Sam Abuelsamid, a senior auto analyst at Navigant Research, told Autoblog, “In my use of the services, I’ve never really found any significant differences, apart from some app design changes. Lyft was first to offer driver tipping in the app, but anything that one does is usually copied by the other before long. Both allow you to set up personal and business accounts, schedule rides and select from different rides at different price points. Both also have car-pooling options in certain locations and allow you to split fares with other riders.”
But let’s look closer, and look at the differences that will matter for heavy ride-sharers. Uber is by far the bigger company, of course, and operates internationally. Uber, in more than 70 countries, had $7.4 billion in global net revenue for 2017, a big gain from 2016. But despite that, it still lost $4.5 billion. Lyft, which operates only in the U.S. and Ontario, Canada, had $1.06 billion in net revenue in the same period (with a $688 million loss), but it is growing faster than Uber and claims it is on track to make a profit.
The size of the companies won’t make much difference when you’re hailing a ride, because Lyft punches above its weight. The booking experience is pretty seamless on both apps. Both will estimate the cost of your ride, and give an estimated time of the driver’s arrival.
Lyft gives passengers the chance to pick a stopover along the way to their ultimate destination, and schedule pickups for later in the day. An Uber advantage, according to DigitalTrends.com, is giving riders an estimate of the arrival time before the car is actually called. As a marketing tool, both services issue credits via their apps that can be used for free rides. Before hailing your first ride, look for promo codes for discounted rides. A friend can give you a referral code, and the companies often have other promotions going on. Lyft has its own list of promos here, and Uber has one here. A Google search could yield more yet.
The biggest problem I’ve had with Lyft and Uber is drivers initially failing to locate me, but we eventually connected. Both services will cancel rides after five minutes of waiting time, but Lyft will start billing you a minute after the driver begins to wait; Uber offers a longer grace period, but the wait times vary by city.

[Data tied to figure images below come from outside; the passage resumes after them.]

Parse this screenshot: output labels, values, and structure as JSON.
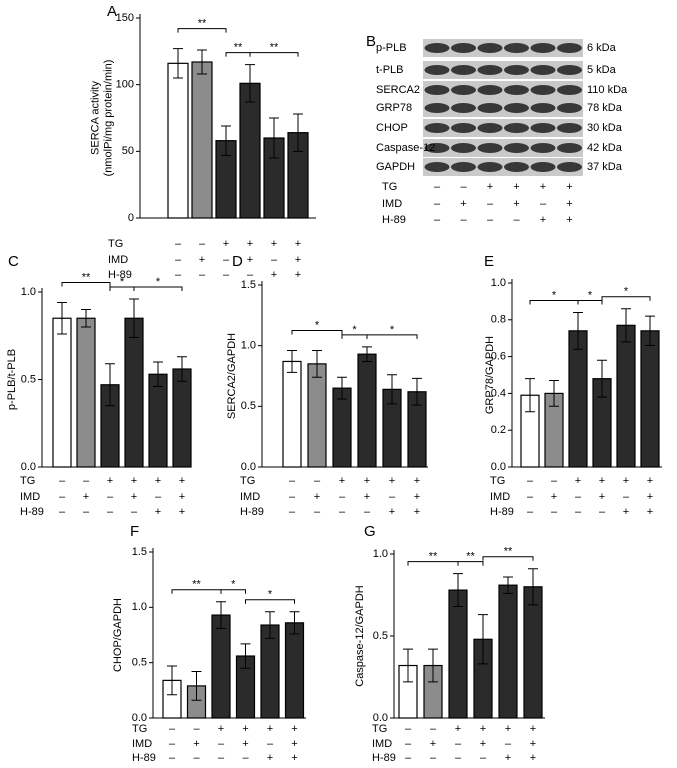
{
  "chart_data": [
    {
      "type": "bar",
      "panel": "A",
      "ylabel": [
        "SERCA activity",
        "(nmolPi/mg protein/min)"
      ],
      "values": [
        116,
        117,
        58,
        101,
        60,
        64
      ],
      "errors": [
        11,
        9,
        11,
        14,
        15,
        14
      ],
      "colors": [
        "#ffffff",
        "#8c8c8c",
        "#2b2b2b",
        "#2b2b2b",
        "#2b2b2b",
        "#2b2b2b"
      ],
      "ylim": [
        0,
        150
      ],
      "yticks": [
        0,
        50,
        100,
        150
      ],
      "comparisons": [
        {
          "groups": [
            1,
            3
          ],
          "label": "**"
        },
        {
          "groups": [
            3,
            4
          ],
          "label": "**"
        },
        {
          "groups": [
            4,
            6
          ],
          "label": "**"
        }
      ],
      "treatments": [
        {
          "name": "TG",
          "signs": [
            "–",
            "–",
            "+",
            "+",
            "+",
            "+"
          ]
        },
        {
          "name": "IMD",
          "signs": [
            "–",
            "+",
            "–",
            "+",
            "–",
            "+"
          ]
        },
        {
          "name": "H-89",
          "signs": [
            "–",
            "–",
            "–",
            "–",
            "+",
            "+"
          ]
        }
      ]
    },
    {
      "type": "blot",
      "panel": "B",
      "proteins": [
        {
          "name": "p-PLB",
          "size": "6 kDa"
        },
        {
          "name": "t-PLB",
          "size": "5 kDa"
        },
        {
          "name": "SERCA2",
          "size": "110 kDa"
        },
        {
          "name": "GRP78",
          "size": "78 kDa"
        },
        {
          "name": "CHOP",
          "size": "30 kDa"
        },
        {
          "name": "Caspase-12",
          "size": "42 kDa"
        },
        {
          "name": "GAPDH",
          "size": "37 kDa"
        }
      ],
      "treatments": [
        {
          "name": "TG",
          "signs": [
            "–",
            "–",
            "+",
            "+",
            "+",
            "+"
          ]
        },
        {
          "name": "IMD",
          "signs": [
            "–",
            "+",
            "–",
            "+",
            "–",
            "+"
          ]
        },
        {
          "name": "H-89",
          "signs": [
            "–",
            "–",
            "–",
            "–",
            "+",
            "+"
          ]
        }
      ]
    },
    {
      "type": "bar",
      "panel": "C",
      "ylabel": [
        "p-PLB/t-PLB"
      ],
      "values": [
        0.85,
        0.85,
        0.47,
        0.85,
        0.53,
        0.56
      ],
      "errors": [
        0.09,
        0.05,
        0.12,
        0.11,
        0.07,
        0.07
      ],
      "colors": [
        "#ffffff",
        "#8c8c8c",
        "#2b2b2b",
        "#2b2b2b",
        "#2b2b2b",
        "#2b2b2b"
      ],
      "ylim": [
        0,
        1
      ],
      "yticks": [
        {
          "value": 0,
          "label": "0.0"
        },
        0.5,
        {
          "value": 1,
          "label": "1.0"
        }
      ],
      "comparisons": [
        {
          "groups": [
            1,
            3
          ],
          "label": "**"
        },
        {
          "groups": [
            3,
            4
          ],
          "label": "*"
        },
        {
          "groups": [
            4,
            6
          ],
          "label": "*"
        }
      ],
      "treatments": [
        {
          "name": "TG",
          "signs": [
            "–",
            "–",
            "+",
            "+",
            "+",
            "+"
          ]
        },
        {
          "name": "IMD",
          "signs": [
            "–",
            "+",
            "–",
            "+",
            "–",
            "+"
          ]
        },
        {
          "name": "H-89",
          "signs": [
            "–",
            "–",
            "–",
            "–",
            "+",
            "+"
          ]
        }
      ]
    },
    {
      "type": "bar",
      "panel": "D",
      "ylabel": [
        "SERCA2/GAPDH"
      ],
      "values": [
        0.87,
        0.85,
        0.65,
        0.93,
        0.64,
        0.62
      ],
      "errors": [
        0.09,
        0.11,
        0.09,
        0.06,
        0.12,
        0.11
      ],
      "colors": [
        "#ffffff",
        "#8c8c8c",
        "#2b2b2b",
        "#2b2b2b",
        "#2b2b2b",
        "#2b2b2b"
      ],
      "ylim": [
        0,
        1.5
      ],
      "yticks": [
        {
          "value": 0,
          "label": "0.0"
        },
        0.5,
        {
          "value": 1,
          "label": "1.0"
        },
        1.5
      ],
      "comparisons": [
        {
          "groups": [
            1,
            3
          ],
          "label": "*"
        },
        {
          "groups": [
            3,
            4
          ],
          "label": "*"
        },
        {
          "groups": [
            4,
            6
          ],
          "label": "*"
        }
      ],
      "treatments": [
        {
          "name": "TG",
          "signs": [
            "–",
            "–",
            "+",
            "+",
            "+",
            "+"
          ]
        },
        {
          "name": "IMD",
          "signs": [
            "–",
            "+",
            "–",
            "+",
            "–",
            "+"
          ]
        },
        {
          "name": "H-89",
          "signs": [
            "–",
            "–",
            "–",
            "–",
            "+",
            "+"
          ]
        }
      ]
    },
    {
      "type": "bar",
      "panel": "E",
      "ylabel": [
        "GRP78/GAPDH"
      ],
      "values": [
        0.39,
        0.4,
        0.74,
        0.48,
        0.77,
        0.74
      ],
      "errors": [
        0.09,
        0.07,
        0.1,
        0.1,
        0.09,
        0.08
      ],
      "colors": [
        "#ffffff",
        "#8c8c8c",
        "#2b2b2b",
        "#2b2b2b",
        "#2b2b2b",
        "#2b2b2b"
      ],
      "ylim": [
        0,
        1
      ],
      "yticks": [
        {
          "value": 0,
          "label": "0.0"
        },
        0.2,
        0.4,
        0.6,
        0.8,
        {
          "value": 1,
          "label": "1.0"
        }
      ],
      "comparisons": [
        {
          "groups": [
            1,
            3
          ],
          "label": "*"
        },
        {
          "groups": [
            3,
            4
          ],
          "label": "*"
        },
        {
          "groups": [
            4,
            6
          ],
          "label": "*"
        }
      ],
      "treatments": [
        {
          "name": "TG",
          "signs": [
            "–",
            "–",
            "+",
            "+",
            "+",
            "+"
          ]
        },
        {
          "name": "IMD",
          "signs": [
            "–",
            "+",
            "–",
            "+",
            "–",
            "+"
          ]
        },
        {
          "name": "H-89",
          "signs": [
            "–",
            "–",
            "–",
            "–",
            "+",
            "+"
          ]
        }
      ]
    },
    {
      "type": "bar",
      "panel": "F",
      "ylabel": [
        "CHOP/GAPDH"
      ],
      "values": [
        0.34,
        0.29,
        0.93,
        0.56,
        0.84,
        0.86
      ],
      "errors": [
        0.13,
        0.13,
        0.12,
        0.11,
        0.12,
        0.1
      ],
      "colors": [
        "#ffffff",
        "#8c8c8c",
        "#2b2b2b",
        "#2b2b2b",
        "#2b2b2b",
        "#2b2b2b"
      ],
      "ylim": [
        0,
        1.5
      ],
      "yticks": [
        {
          "value": 0,
          "label": "0.0"
        },
        0.5,
        {
          "value": 1,
          "label": "1.0"
        },
        1.5
      ],
      "comparisons": [
        {
          "groups": [
            1,
            3
          ],
          "label": "**"
        },
        {
          "groups": [
            3,
            4
          ],
          "label": "*"
        },
        {
          "groups": [
            4,
            6
          ],
          "label": "*"
        }
      ],
      "treatments": [
        {
          "name": "TG",
          "signs": [
            "–",
            "–",
            "+",
            "+",
            "+",
            "+"
          ]
        },
        {
          "name": "IMD",
          "signs": [
            "–",
            "+",
            "–",
            "+",
            "–",
            "+"
          ]
        },
        {
          "name": "H-89",
          "signs": [
            "–",
            "–",
            "–",
            "–",
            "+",
            "+"
          ]
        }
      ]
    },
    {
      "type": "bar",
      "panel": "G",
      "ylabel": [
        "Caspase-12/GAPDH"
      ],
      "values": [
        0.32,
        0.32,
        0.78,
        0.48,
        0.81,
        0.8
      ],
      "errors": [
        0.1,
        0.1,
        0.1,
        0.15,
        0.05,
        0.11
      ],
      "colors": [
        "#ffffff",
        "#8c8c8c",
        "#2b2b2b",
        "#2b2b2b",
        "#2b2b2b",
        "#2b2b2b"
      ],
      "ylim": [
        0,
        1
      ],
      "yticks": [
        {
          "value": 0,
          "label": "0.0"
        },
        0.5,
        {
          "value": 1,
          "label": "1.0"
        }
      ],
      "comparisons": [
        {
          "groups": [
            1,
            3
          ],
          "label": "**"
        },
        {
          "groups": [
            3,
            4
          ],
          "label": "**"
        },
        {
          "groups": [
            4,
            6
          ],
          "label": "**"
        }
      ],
      "treatments": [
        {
          "name": "TG",
          "signs": [
            "–",
            "–",
            "+",
            "+",
            "+",
            "+"
          ]
        },
        {
          "name": "IMD",
          "signs": [
            "–",
            "+",
            "–",
            "+",
            "–",
            "+"
          ]
        },
        {
          "name": "H-89",
          "signs": [
            "–",
            "–",
            "–",
            "–",
            "+",
            "+"
          ]
        }
      ]
    }
  ]
}
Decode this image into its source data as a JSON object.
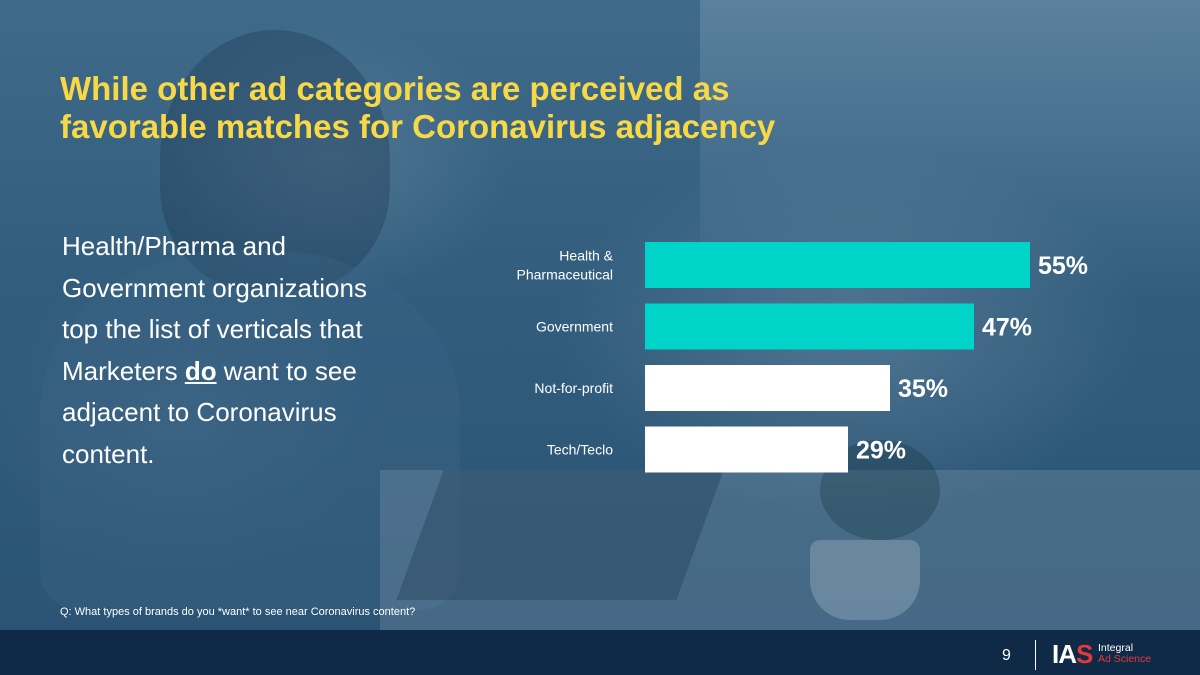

Both ask you to rate your ride, and both encourage tipping (through the apps or directly to the driver) as part of that process.
Lyft is chummier, and wields a “Friend with a Car” slogan. It encourages customers to ride up front with the driver (who may be in costume on holidays). Uber drivers talk too — a lot, in my experience — but usually only if the passenger (most often in the back) wants an exchange.
Rates get complicated, since both Uber and Lyft offer tiered services, depending on whether you share your ride (UberPool and Lyft Line) or want to ride in style (UberSelect and Lyft Premier and Lux). Uber has wider vehicle selection; for instance, it offers UberSUV, which provides seating for up to six.
They charge similar service fees. Per mile and per-minute charges are very close, and vary according to location. On a rough average, they charge $1 to start a ride, and then $1.50 per mile, plus 25 cents a minute — or around $2 total per mile. The two companies operate in the same cities, so they compete closely on prices. I haven’t found either service particularly easy to negotiate when I thought I needed a refund. Lyft has the more accessible customer service.
Passengers on both services will pay more during times of high traffic. I’ve been hit with expensive rides during conferences. This is called Surge pricing at Uber, and Prime Time at Lyft, and Uber tends to charge higher premiums for it. According to Ridester.com, “Surge charges increase Uber fares about 7X or 8X, while Lyft has been known to increase their prices at least 2X.” That might be a reason to take Lyft if your trips are mostly to big-ticket events.
Lyft drivers make more money, if that’s a concern, around $13.70 per hour for Uber, according to Ridester.com‘s survey, and $17.50 at Lyft. Uber gives larger signing bonuses to drivers.
Both companies will dismiss drivers with bad records. But that doesn’t guarantee you won’t encounter really bad actors, such as the Uber driver who attempted to kidnap a woman who fell asleep in his car.
Ridesharing is getting ready for the coming age of the autonomous car, which should end problems like the one above, but may offer new headaches. Remember Jared getting kidnapped by a self-driving car and taken 4,000 miles out of his way on “Silicon Valley?”